Somente quando o que Deus tem que dizer se relacione com Ele e com Seu plano geral de redenção em Cristo (I Cor. 10:4; Heb. 4:2), se reconhecerá plenamente o sentido literal-histórico das profecias bíblicas.

É verdade que as revelações de Deus sempre têm um caráter histórico e que há, por conseguinte, uma revelação progressiva nas Escrituras. Compreender essa perspectiva histórica é de importância básica para toda interpretação profética. Mas isso não deveria impedir que aceitemos o princípio de que mais adiante escritores inspirados das Escrituras desenvolvem e ampliam mais claramente a revelação de profetas anteriores.

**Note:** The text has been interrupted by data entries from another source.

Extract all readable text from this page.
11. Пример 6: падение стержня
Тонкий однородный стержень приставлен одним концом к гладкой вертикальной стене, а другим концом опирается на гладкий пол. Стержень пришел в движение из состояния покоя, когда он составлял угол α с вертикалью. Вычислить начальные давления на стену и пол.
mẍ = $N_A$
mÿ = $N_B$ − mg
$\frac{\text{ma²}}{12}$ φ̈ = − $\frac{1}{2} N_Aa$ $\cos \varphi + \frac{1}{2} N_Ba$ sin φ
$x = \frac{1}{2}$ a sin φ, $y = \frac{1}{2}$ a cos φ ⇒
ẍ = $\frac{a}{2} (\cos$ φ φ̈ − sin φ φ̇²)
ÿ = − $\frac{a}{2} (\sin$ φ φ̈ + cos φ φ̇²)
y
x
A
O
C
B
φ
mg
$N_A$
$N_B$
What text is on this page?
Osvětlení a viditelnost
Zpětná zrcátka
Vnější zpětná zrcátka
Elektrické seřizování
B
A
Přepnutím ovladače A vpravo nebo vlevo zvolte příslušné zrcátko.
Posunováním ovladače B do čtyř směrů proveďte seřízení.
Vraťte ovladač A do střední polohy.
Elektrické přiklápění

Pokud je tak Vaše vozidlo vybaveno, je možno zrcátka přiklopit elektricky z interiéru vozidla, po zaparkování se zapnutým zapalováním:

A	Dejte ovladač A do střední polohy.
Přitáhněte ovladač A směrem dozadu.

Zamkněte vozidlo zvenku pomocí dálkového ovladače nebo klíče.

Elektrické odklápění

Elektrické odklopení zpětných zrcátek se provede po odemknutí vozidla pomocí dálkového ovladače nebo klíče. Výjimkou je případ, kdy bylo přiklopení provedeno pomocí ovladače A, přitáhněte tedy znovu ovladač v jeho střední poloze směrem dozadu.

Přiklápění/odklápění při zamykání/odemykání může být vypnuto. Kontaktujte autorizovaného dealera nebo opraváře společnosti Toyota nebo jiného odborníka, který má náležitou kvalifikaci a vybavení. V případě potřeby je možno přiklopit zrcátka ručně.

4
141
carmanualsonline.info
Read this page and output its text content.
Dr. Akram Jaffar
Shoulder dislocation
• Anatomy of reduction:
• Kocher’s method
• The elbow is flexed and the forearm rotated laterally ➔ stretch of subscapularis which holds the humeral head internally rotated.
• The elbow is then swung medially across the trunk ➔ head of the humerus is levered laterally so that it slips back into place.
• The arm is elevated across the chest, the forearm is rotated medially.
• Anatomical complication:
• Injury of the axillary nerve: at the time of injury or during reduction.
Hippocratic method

Isso leva ao que se tem chamado de “o círculo hermenêutico. ”

Na interpretação profética, a aplicação do princípio do círculo hermenêutico significa que a plena compreensão de um só versículo só é possível à base de uma compreensão antecipada do contexto total da Escritura e de seu todo abrangente plano da salvação. Certamente, tal panorama abrangente da Escritura, só se recebe pela compreensão de versículos individuais. Este ir e vir de um ponto só para todo o círculo constitui o que se conhece como círculo hermenêutico.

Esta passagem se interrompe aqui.